In his new book Dangerous Allies, released today, Fraser warns that the ANZUS treaty – as now interpreted – might be the biggest threat to Australia’s security, rather than its major protector.

Strategic independence would mean ending the US presence in northern Australia, part of the American “pivot” to the Asia-Pacific region, and closing the Pine Gap facility, which he says nowadays could be used almost in real time to target weapons systems…

Fraser was a strong advocate of the alliance when he was prime minister between 1975 and 1983, but argues that the end of the Cold War has transformed the international situation and also that American values have changed with the growth of its view of “American exceptionalism”.

Fraser’s bottom line is that if conflicts break out Australia should be in a situation where it has a totally open choice about whether it goes to war.

He believes the alliance took Australia into costly wars, including Vietnam (when the US did not share some vital information with Australia), and especially Iraq, where the result “is, and was always going to be, disastrous”…

Fraser admits the US would take “the strongest possible exception” to moves such as closing Pine Gap within five years.

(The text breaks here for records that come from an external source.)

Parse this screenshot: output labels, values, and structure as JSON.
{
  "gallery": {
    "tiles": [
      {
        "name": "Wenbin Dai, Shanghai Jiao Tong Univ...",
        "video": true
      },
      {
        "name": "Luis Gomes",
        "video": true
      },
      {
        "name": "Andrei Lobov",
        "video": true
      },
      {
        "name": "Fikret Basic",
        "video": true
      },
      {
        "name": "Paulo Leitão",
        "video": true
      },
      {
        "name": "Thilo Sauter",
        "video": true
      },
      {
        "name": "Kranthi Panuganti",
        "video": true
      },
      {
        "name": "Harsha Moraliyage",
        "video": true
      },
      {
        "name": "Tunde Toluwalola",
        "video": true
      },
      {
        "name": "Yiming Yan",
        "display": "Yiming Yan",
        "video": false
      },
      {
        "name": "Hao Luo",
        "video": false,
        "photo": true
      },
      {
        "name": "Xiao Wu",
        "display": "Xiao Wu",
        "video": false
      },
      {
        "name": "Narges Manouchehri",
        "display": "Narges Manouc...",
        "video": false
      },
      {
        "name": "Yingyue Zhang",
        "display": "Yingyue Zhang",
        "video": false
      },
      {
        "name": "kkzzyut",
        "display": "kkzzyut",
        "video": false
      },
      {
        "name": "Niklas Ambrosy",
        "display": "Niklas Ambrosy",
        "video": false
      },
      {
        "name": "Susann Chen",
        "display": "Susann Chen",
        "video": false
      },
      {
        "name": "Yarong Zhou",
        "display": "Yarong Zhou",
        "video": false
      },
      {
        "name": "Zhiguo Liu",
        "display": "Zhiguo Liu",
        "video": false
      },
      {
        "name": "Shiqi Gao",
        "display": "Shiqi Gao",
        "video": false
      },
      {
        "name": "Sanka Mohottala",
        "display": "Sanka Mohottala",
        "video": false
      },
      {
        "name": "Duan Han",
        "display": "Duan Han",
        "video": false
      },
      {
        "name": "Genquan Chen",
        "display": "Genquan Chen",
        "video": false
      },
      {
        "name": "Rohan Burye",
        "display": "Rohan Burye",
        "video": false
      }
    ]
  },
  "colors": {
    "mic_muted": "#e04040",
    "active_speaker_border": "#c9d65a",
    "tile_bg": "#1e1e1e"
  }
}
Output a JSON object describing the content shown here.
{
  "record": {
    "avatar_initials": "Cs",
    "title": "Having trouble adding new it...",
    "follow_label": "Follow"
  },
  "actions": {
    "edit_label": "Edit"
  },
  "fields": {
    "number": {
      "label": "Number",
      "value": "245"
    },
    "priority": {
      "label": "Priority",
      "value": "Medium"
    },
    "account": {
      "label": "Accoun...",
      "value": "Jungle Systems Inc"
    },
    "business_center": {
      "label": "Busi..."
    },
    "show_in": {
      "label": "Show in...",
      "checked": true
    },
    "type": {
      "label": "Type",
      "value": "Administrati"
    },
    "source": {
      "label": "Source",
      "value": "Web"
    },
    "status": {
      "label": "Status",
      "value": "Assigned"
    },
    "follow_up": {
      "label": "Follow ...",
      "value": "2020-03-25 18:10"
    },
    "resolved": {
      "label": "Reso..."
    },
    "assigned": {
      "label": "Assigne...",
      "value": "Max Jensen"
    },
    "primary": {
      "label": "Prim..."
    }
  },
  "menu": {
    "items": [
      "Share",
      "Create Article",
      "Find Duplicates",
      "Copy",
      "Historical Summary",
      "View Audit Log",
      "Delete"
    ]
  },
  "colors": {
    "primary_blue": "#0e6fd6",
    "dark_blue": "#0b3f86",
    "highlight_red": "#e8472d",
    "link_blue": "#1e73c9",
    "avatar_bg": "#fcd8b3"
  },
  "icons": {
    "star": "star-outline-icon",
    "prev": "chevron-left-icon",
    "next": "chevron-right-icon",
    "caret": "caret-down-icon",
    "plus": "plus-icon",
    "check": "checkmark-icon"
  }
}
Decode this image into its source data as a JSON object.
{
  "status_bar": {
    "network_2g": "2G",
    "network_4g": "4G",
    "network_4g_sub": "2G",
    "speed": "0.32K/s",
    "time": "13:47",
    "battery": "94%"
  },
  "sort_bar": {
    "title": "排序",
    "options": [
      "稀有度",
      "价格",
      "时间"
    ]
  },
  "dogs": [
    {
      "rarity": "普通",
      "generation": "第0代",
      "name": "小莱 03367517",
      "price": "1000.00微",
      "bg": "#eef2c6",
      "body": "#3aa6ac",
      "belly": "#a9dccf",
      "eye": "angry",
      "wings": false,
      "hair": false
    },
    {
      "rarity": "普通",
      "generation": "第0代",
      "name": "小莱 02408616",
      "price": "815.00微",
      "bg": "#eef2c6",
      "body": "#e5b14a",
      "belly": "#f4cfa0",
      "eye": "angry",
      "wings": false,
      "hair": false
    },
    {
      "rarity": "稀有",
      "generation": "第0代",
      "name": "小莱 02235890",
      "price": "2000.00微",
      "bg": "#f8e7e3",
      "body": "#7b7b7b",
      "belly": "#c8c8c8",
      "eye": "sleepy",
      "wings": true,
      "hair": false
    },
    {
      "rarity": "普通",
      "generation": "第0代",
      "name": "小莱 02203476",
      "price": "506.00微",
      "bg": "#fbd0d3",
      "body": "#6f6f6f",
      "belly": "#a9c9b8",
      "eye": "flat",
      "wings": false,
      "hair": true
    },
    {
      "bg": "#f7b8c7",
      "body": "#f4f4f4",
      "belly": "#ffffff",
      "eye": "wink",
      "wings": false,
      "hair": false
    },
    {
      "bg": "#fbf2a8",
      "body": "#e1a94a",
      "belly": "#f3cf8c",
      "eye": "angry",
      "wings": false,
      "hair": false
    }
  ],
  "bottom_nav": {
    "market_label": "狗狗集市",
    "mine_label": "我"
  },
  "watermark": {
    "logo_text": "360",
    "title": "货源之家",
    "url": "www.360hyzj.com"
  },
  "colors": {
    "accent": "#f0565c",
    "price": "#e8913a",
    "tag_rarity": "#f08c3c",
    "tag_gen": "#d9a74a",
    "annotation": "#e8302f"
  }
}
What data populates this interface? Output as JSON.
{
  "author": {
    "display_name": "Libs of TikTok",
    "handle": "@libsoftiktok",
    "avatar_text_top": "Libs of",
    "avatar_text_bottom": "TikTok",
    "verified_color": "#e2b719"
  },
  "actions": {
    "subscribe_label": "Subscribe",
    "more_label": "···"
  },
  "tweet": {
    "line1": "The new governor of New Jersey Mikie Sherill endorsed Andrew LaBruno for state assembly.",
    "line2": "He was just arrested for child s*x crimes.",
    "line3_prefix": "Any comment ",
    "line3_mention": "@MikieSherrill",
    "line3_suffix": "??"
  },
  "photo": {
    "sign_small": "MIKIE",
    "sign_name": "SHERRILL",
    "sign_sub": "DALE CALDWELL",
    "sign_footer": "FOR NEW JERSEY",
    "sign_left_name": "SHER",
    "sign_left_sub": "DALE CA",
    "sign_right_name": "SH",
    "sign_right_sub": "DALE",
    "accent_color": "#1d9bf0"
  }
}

“Every pressure would be exercised on an Australian government so that the United States would maintain strategic control. We would need to resist such pressures and make it clear that, in our view, the risks of a strategic alliance with the United States, of being forced into a war that was not in our interest, were so great that we had to cut the ties.”

Another old ally tires of being subservient to the imperial interests and demands of the United States.

Fraser suggests the possible need to spend more on defense as a result of splitting from Uncle Sugar My answer to my mates in Oz is the same I offer to neighbors here in the southern Rockies. Or – rather – a question:

When was the last time “defense” forces had to fight off an invasion? Or do you simply like to give money away to subsidize a welfare program for arms traders?